Markets are trading higher ahead of the open on Wall Street later as attention shifts to the Fed in the second half of the week.
Recession nerves look to have settled a little following last week’s panic, which has brought some relief to markets. Now that everyone is an expert in inverted yield curves and the apocalyptic foresight they contain, there seems to be an odd acceptance of where we’re heading (or is it denial?)
The Fed will be all too aware of the events of the last week, not just because of its historic significance, but because investors are now relying on them even more heavily to save the day. Markets are effectively pricing in a rate cut every remaining meeting this year. Are investors setting themselves up for disappointment or leaving the Fed with little choice but to follow?
Clearly Powell can’t afford to get it wrong on Friday because any signal that markets are way off the mark will likely cause further mayhem, not to mention a backlash from the White House. The Fed minutes today will naturally be of interest but given the events of the last few weeks, I wonder just how outdated they’ll be at this point, unless they’re encouraging for the many rate cutting enthusiasts out there, of course.
Gold steady ahead of Fed minutes
Gold is holding steady after losing some momentum over the last couple of weeks. The yellow metal has enjoyed some stunning gains over the last few months as central banks around the world have gone bank into easing mode, in some cases with multiple rate cuts. While long term, the environment remains favourable, it is showing signs of a possible correction.

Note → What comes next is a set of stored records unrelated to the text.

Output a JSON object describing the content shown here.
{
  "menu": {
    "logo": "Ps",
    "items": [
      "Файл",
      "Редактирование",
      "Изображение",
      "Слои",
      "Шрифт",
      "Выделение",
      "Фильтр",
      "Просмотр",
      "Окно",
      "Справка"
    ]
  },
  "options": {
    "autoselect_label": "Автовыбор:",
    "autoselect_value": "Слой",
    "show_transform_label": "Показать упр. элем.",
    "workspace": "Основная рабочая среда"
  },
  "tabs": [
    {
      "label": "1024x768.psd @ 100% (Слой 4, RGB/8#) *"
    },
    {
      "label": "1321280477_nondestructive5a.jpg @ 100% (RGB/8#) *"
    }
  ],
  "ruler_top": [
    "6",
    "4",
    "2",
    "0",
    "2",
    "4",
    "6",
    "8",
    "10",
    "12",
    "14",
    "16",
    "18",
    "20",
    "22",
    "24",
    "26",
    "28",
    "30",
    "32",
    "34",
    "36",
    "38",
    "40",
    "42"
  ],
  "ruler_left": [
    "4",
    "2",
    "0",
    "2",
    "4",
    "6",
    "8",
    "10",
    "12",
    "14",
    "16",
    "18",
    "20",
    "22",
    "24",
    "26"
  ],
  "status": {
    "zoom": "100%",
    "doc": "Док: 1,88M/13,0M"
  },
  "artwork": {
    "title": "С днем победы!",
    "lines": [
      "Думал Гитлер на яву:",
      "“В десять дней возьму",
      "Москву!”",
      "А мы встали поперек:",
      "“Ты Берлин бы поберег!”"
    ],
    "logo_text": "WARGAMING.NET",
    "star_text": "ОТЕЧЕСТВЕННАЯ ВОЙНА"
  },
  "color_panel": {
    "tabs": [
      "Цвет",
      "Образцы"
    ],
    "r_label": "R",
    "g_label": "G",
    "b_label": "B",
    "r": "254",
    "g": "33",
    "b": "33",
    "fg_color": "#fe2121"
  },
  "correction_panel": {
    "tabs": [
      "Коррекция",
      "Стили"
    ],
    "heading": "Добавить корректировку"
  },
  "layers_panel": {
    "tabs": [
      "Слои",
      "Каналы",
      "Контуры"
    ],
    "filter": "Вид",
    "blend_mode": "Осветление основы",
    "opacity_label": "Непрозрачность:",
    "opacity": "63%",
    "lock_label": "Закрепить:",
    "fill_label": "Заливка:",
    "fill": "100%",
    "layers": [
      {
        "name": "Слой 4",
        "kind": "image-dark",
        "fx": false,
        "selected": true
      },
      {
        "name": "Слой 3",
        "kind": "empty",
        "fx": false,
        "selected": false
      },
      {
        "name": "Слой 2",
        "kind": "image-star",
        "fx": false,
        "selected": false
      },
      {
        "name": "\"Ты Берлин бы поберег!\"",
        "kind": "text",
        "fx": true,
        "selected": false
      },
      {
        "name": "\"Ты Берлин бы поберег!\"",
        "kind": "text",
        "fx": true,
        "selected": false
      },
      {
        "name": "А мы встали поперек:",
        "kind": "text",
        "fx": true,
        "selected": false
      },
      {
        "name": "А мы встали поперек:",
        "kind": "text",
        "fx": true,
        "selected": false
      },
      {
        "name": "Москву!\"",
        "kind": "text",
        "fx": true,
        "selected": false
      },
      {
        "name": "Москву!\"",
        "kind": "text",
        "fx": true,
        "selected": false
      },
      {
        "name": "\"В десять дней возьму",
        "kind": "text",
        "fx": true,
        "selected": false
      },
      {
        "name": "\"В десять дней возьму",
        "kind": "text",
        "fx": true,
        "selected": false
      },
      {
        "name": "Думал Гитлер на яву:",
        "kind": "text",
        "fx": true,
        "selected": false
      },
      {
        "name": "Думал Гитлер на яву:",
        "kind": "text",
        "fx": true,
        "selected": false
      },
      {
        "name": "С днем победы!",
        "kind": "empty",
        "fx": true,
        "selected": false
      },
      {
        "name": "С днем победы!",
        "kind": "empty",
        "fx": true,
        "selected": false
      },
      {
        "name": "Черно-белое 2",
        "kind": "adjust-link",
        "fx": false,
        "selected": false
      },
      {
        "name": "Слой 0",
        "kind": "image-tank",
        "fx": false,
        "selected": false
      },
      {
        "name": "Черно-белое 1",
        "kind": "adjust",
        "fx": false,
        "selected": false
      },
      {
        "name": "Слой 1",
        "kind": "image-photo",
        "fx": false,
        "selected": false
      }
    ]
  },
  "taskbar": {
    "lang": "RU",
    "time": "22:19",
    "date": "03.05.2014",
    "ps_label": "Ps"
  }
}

The Fed could have a big role to play in the timing and scale of the correction. The minutes this evening will be closely monitored but given how much has happened since the meeting itself, Friday is far and away the more important. Investors want hints that more cuts are coming but I don’t see that happening too explicitly today. If that lifts the dollar, it could drag on gold, at which point $1,480 will be key.
Oil rally built on sand
Oil is enjoying the rebound in risk appetite that we’re seeing this week. The fact that the 10-year is yielding more than the 2-year again may be contributing to that but I fear any optimism may soon be dashed, given the fragile state of markets right now.
Given that the economic outlook is the primary driver of oil markets right now, that means its rallies may be built on sand and could face plenty of resistance. The first test comes around $57-57.50, with that having been a notable area in the past and the most recent peak.